CF2157C Meximum Array 2

[Ferus Melek - Brute Force](https://soundcloud.com/ferusmelek/brute-force) ⠀ You are given three positive integers $ n $ , $ k $ , and $ q $ . You are also given $ q $ tuples $ (c, l, r) $ , with $ 1 \leq c \leq 2 $ and $ 1 \leq l \leq r \leq n $ . An array $ a_1, a_2, \ldots, a_n $ is meximum if $ 0 \leq a_i \leq 10^9 $ for each $ i $ in $ [1, n] $ , and for each given tuple $ (c, l, r) $ , - if $ c = 1 $ , then $ \min(a_l, a_{l+1}, \ldots, a_r) = k $ ; - if $ c = 2 $ , then $ \operatorname{MEX} $ $ ^{\text{∗}} $ $ (a_l, a_{l+1}, \ldots, a_r) = k $ . Note that the parameter $ k $ is the same for all the conditions. Find a meximum array $ a_1, a_2, \ldots, a_n $ of length $ n $ . The input is generated in such a way that a valid array always exists. If there are multiple possible arrays, you can print any one of them. $ ^{\text{∗}} $ The minimum excluded (MEX) of a collection of integers $ a_1, a_2, \ldots, a_k $ is defined as the smallest non-negative integer $ x $ which does not occur in the collection $ a $ .

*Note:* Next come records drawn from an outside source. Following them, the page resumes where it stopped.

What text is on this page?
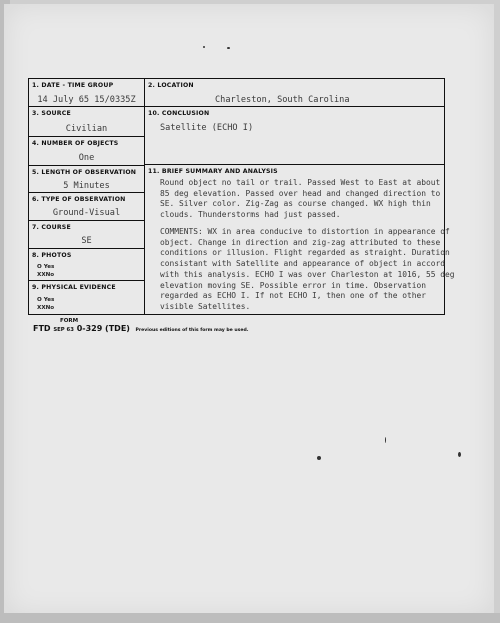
1. DATE - TIME GROUP
14 July 65 15/0335Z
3. SOURCE
Civilian
4. NUMBER OF OBJECTS
One
5. LENGTH OF OBSERVATION
5 Minutes
6. TYPE OF OBSERVATION
Ground-Visual
7. COURSE
SE
8. PHOTOS
O Yes
XXNo
9. PHYSICAL EVIDENCE
O Yes
XXNo
2. LOCATION
Charleston, South Carolina
10. CONCLUSION
Satellite (ECHO I)
11. BRIEF SUMMARY AND ANALYSIS
Round object no tail or trail. Passed West to East at about
85 deg elevation. Passed over head and changed direction to
SE. Silver color. Zig-Zag as course changed. WX high thin
clouds. Thunderstorms had just passed.
COMMENTS: WX in area conducive to distortion in appearance of
object. Change in direction and zig-zag attributed to these
conditions or illusion. Flight regarded as straight. Duration
consistant with Satellite and appearance of object in accord
with this analysis. ECHO I was over Charleston at 1016, 55 deg
elevation moving SE. Possible error in time. Observation
regarded as ECHO I. If not ECHO I, then one of the other
visible Satellites.
FORM
FTD SEP 63 0-329 (TDE) Previous editions of this form may be used.
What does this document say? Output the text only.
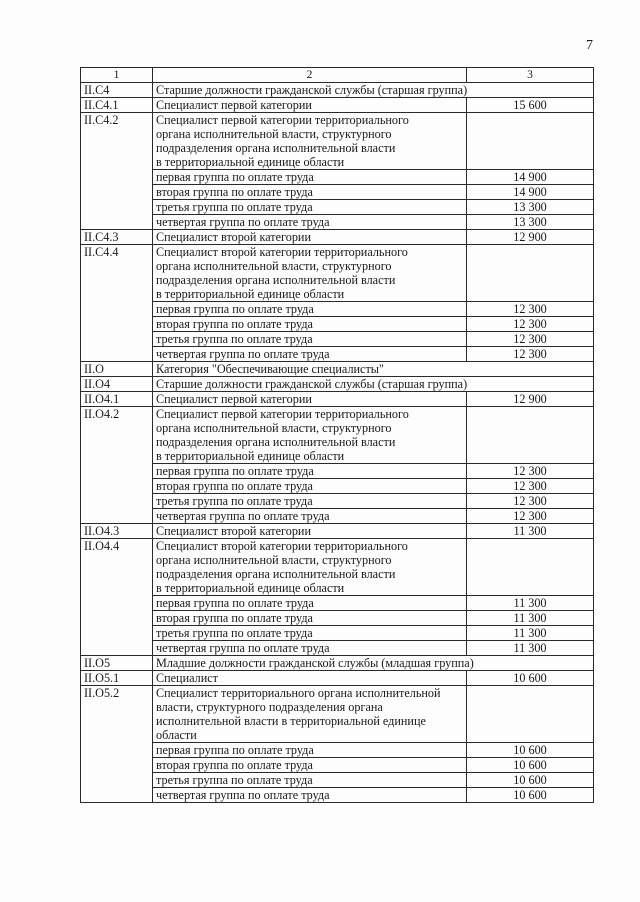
7
1	2	3
II.C4	Старшие должности гражданской службы (старшая группа)	
II.C4.1	Специалист первой категории	15 600
II.C4.2	Специалист первой категории территориального
органа исполнительной власти, структурного
подразделения органа исполнительной власти
в территориальной единице области	
	первая группа по оплате труда	14 900
	вторая группа по оплате труда	14 900
	третья группа по оплате труда	13 300
	четвертая группа по оплате труда	13 300
II.C4.3	Специалист второй категории	12 900
II.C4.4	Специалист второй категории территориального
органа исполнительной власти, структурного
подразделения органа исполнительной власти
в территориальной единице области	
	первая группа по оплате труда	12 300
	вторая группа по оплате труда	12 300
	третья группа по оплате труда	12 300
	четвертая группа по оплате труда	12 300
II.O	Категория "Обеспечивающие специалисты"	
II.O4	Старшие должности гражданской службы (старшая группа)	
II.O4.1	Специалист первой категории	12 900
II.O4.2	Специалист первой категории территориального
органа исполнительной власти, структурного
подразделения органа исполнительной власти
в территориальной единице области	
	первая группа по оплате труда	12 300
	вторая группа по оплате труда	12 300
	третья группа по оплате труда	12 300
	четвертая группа по оплате труда	12 300
II.O4.3	Специалист второй категории	11 300
II.O4.4	Специалист второй категории территориального
органа исполнительной власти, структурного
подразделения органа исполнительной власти
в территориальной единице области	
	первая группа по оплате труда	11 300
	вторая группа по оплате труда	11 300
	третья группа по оплате труда	11 300
	четвертая группа по оплате труда	11 300
II.O5	Младшие должности гражданской службы (младшая группа)	
II.O5.1	Специалист	10 600
II.O5.2	Специалист территориального органа исполнительной
власти, структурного подразделения органа
исполнительной власти в территориальной единице
области	
	первая группа по оплате труда	10 600
	вторая группа по оплате труда	10 600
	третья группа по оплате труда	10 600
	четвертая группа по оплате труда	10 600
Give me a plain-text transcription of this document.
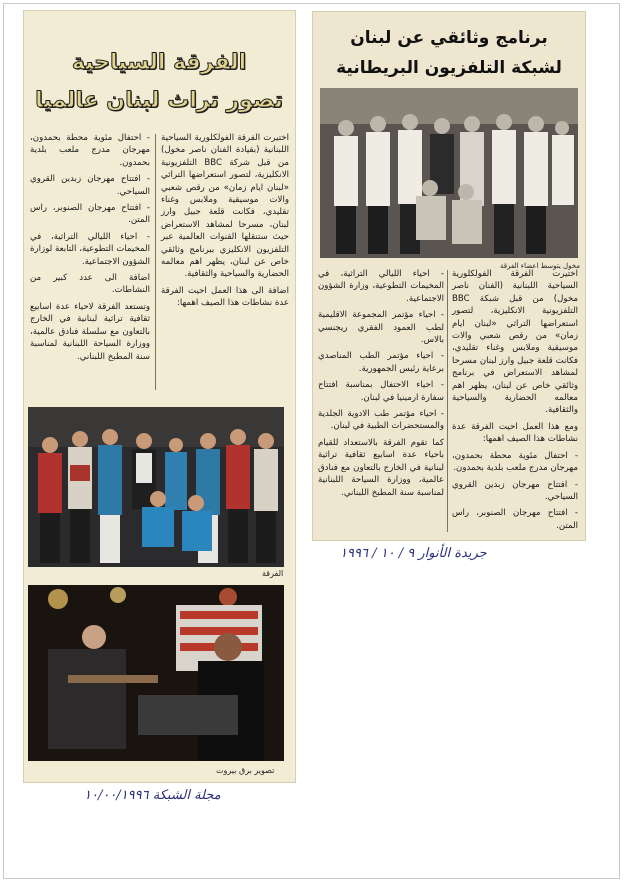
الفرقة السياحية
تصور تراث لبنان عالميا

اختيرت الفرقة الفولكلورية السياحية اللبنانية (بقيادة الفنان ناصر مخول) من قبل شركة BBC التلفزيونية الانكليزية، لتصور استعراضها التراثي «لبنان ايام زمان» من رقص شعبي والات موسيقية وملابس وغناء تقليدي، فكانت قلعة جبيل وارز لبنان، مسرحا لمشاهد الاستعراض حيث ستنقلها القنوات العالمية عبر التلفزيون الانكليزي ببرنامج وثائقي خاص عن لبنان، يظهر اهم معالمه الحضارية والسياحية والثقافية.

اضافة الى هذا العمل احيت الفرقة عدة نشاطات هذا الصيف اهمها:

- احتفال مئوية محطة بحمدون، مهرجان مدرج ملعب بلدية بحمدون.

- افتتاح مهرجان زبدين القروي السياحي.

- افتتاح مهرجان الصنوبر، راس المتن.

- احياء الليالي التراثية، في المخيمات التطوعية، التابعة لوزارة الشؤون الاجتماعية.

اضافة الى عدد كبير من النشاطات.

وتستعد الفرقة لاحياء عدة اسابيع ثقافية تراثية لبنانية في الخارج بالتعاون مع سلسلة فنادق عالمية، ووزارة السياحة اللبنانية لمناسبة سنة المطبخ اللبناني.

الفرقة
تصوير برق بيروت
مجلة الشبكة ١٠/٠٠/١٩٩٦
برنامج وثائقي عن لبنان
لشبكة التلفزيون البريطانية
مخول يتوسط اعضاء الفرقة

اختيرت الفرقة الفولكلورية السياحية اللبنانية (الفنان ناصر مخول) من قبل شبكة BBC التلفزيونية الانكليزية، لتصور استعراضها التراثي «لبنان ايام زمان» من رقص شعبي والات موسيقية وملابس وغناء تقليدي، فكانت قلعة جبيل وارز لبنان مسرحا لمشاهد الاستعراض في برنامج وثائقي خاص عن لبنان، يظهر اهم معالمه الحضارية والسياحية والثقافية.

ومع هذا العمل احيت الفرقة عدة نشاطات هذا الصيف اهمها:

- احتفال مئوية محطة بحمدون، مهرجان مدرج ملعب بلدية بحمدون.

- افتتاح مهرجان زبدين القروي السياحي.

- افتتاح مهرجان الصنوبر، راس المتن.

- احياء الليالي التراثية، في المخيمات التطوعية، وزارة الشؤون الاجتماعية.

- احياء مؤتمر المجموعة الاقليمية لطب العمود الفقري ريجنسي بالاس.

- احياء مؤتمر الطب المناصدي برعاية رئيس الجمهورية.

- احياء الاحتفال بمناسبة افتتاح سفارة ارمينيا في لبنان.

- احياء مؤتمر طب الادوية الجلدية والمستحضرات الطبية في لبنان.

كما تقوم الفرقة بالاستعداد للقيام باحياء عدة اسابيع ثقافية تراثية لبنانية في الخارج بالتعاون مع فنادق عالمية، ووزارة السياحة اللبنانية لمناسبة سنة المطبخ اللبناني.

جريدة الأنوار ٩ / ١٠ / ١٩٩٦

Each test contains multiple test cases. The first line contains the number of test cases $ t $ ( $ 1 \le t \le 500 $ ). The description of the test cases follows. The first line of each test case contains three integers $ n $ , $ k $ , $ q $ ( $ 1 \leq k \leq n \leq 100 $ , $ 1 \leq q \leq 100 $ ) — the length of the array $ a_1, a_2, \ldots, a_n $ , the result of the $ \min $ and $ \operatorname{MEX} $ calculations described by the tuples, and the number of tuples. Then, $ q $ lines follow. The $ i $ -th line contains a tuple $ (c, l, r) $ , which gives a constraint to $ a_l, a_{l+1}, \ldots, a_r $ according to the statement. It is guaranteed that there exists a valid array corresponding to the given input. Note that there are no constraints on the sum of $ n $ , $ k $ , or $ q $ over all test cases.

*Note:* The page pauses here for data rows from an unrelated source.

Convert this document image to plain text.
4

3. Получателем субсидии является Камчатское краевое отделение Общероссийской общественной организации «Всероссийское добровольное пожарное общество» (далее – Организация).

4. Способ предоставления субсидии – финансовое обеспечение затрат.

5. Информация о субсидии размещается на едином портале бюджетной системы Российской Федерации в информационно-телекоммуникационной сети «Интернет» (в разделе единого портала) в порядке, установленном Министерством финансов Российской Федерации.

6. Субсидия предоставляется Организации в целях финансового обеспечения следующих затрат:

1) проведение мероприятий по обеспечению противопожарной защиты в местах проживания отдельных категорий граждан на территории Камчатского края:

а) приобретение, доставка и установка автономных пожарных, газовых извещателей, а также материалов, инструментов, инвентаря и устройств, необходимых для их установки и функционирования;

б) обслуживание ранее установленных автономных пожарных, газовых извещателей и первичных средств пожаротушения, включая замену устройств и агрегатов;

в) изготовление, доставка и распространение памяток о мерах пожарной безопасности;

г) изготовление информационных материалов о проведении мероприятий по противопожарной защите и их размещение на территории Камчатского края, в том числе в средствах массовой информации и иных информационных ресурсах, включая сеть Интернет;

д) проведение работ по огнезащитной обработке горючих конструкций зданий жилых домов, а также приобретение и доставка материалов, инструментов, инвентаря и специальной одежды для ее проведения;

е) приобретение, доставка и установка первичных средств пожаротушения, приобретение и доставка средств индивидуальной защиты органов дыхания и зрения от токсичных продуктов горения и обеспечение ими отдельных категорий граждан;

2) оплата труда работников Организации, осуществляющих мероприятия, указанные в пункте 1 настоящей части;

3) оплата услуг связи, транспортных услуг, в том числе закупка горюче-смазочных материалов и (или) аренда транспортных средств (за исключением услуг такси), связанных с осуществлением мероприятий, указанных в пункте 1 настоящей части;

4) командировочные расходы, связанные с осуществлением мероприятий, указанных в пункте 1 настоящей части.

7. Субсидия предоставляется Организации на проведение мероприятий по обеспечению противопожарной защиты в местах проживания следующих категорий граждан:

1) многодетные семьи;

For each test case, print a single line containing a meximum array $ a_1, a_2, \ldots, a_n $ .

In the first test case, you have to build a meximum array with $ n = 6 $ , $ k = 2 $ and with $ q = 2 $ constraints given by tuples. - tuple $ (1, 1, 3) $ : $ \min(a_1, a_2, a_3) $ must be $ 2 $ ; - tuple $ (2, 2, 6) $ : $ \operatorname{MEX}(a_2, a_3, a_4, a_5, a_6) $ must be $ 2 $ . A possible array that satisfies all these constraints, and has elements $ 0 \leq a_i \leq 10^9 $ , is $ [2, 5, 4, 3, 0, 1] $ . In the second test case, you have to build a meximum array with $ n = 3 $ , $ k = 3 $ and with $ q = 1 $ constraint given by a tuple. - tuple $ (2, 1, 3) $ : $ \operatorname{MEX}(a_1, a_2, a_3) $ must be $ 3 $ . A possible array that satisfies this constraint, and has elements $ 0 \leq a_i \leq 10^9 $ , is $ [2, 0, 1] $ .